Predicting Near-Field Strong Ground Motion of the Huaxian Ms8.5 Earthquake Based on Uncertainty Factors of Asperities

Abstract

The Weihe Plain is at high risk of disastrous earthquakes, such as the Huaxian Ms8.5 earthquake, which caused enormous casualties and economic losses. Therefore, reproducing the strong ground motion characteristics of the Huaxian earthquake is important for seismic design and disaster mitigation. The empirical Green’s function method is used to predict the ground motion characteristics of the Huaxian Ms8.5 earthquake by considering the uncertainty factors of asperities, considering the limited observations in the Weihe Plain and the inaccessibility of the Earth’s interior. The uncertainty asperity factors can be studied by the logic tree method, and source models considering these factors are constructed here. The uncertainty factors include the seismic moment M0, number of subfaults N, stress drop of an asperity Δσ, and asperity area Sa.
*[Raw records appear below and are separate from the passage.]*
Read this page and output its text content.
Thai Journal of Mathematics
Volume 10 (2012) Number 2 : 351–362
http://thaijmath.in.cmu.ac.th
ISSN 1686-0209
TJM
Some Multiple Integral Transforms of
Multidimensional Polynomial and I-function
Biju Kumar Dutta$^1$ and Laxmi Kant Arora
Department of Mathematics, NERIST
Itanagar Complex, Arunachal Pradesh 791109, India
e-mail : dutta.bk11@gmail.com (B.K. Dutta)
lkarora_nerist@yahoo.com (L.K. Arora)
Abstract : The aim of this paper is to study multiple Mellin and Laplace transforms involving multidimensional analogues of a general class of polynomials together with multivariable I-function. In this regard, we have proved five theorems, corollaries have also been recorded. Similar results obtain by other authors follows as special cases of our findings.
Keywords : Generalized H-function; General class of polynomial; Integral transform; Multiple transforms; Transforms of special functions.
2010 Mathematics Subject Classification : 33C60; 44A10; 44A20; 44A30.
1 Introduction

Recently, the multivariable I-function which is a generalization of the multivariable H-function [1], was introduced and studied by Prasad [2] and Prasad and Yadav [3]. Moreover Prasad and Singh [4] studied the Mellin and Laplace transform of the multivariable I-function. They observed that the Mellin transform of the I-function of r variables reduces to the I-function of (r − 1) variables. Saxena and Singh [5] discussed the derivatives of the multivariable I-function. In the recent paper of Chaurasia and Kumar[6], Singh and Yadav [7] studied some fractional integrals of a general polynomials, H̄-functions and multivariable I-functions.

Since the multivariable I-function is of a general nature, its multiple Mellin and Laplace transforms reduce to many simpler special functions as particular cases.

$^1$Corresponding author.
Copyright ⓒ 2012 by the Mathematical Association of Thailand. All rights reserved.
The asperity area is assigned values of 19%, 22%, and 25% of the fault rupture area; the M0 values of the corresponding asperities account for 40%, 44%, and 48% of the entire M0; and there are two to four asperities. The permutations are combined into multiple-asperity source models. The two-asperity source models reflect the Huaxian earthquake characteristics better than the three- or four-asperity models. The asperity area accounts for approximately 22–25% of the fault rupture area, while the M0 of the corresponding asperities accounts for 44% and 48% of the entire M0. The long-axis direction of the ground motion distribution is the same as that of the mountains southeast of the Weihe Plain. The azimuth angle of the elliptical long axis is approximately 40–60° northeast. The greater the magnitude is, the more complex the number, location, and area of the asperities. This research extends the application of the empirical Green’s function method and can numerically simulate seismic intensity characteristics in areas with destructive earthquakes but few seismic records.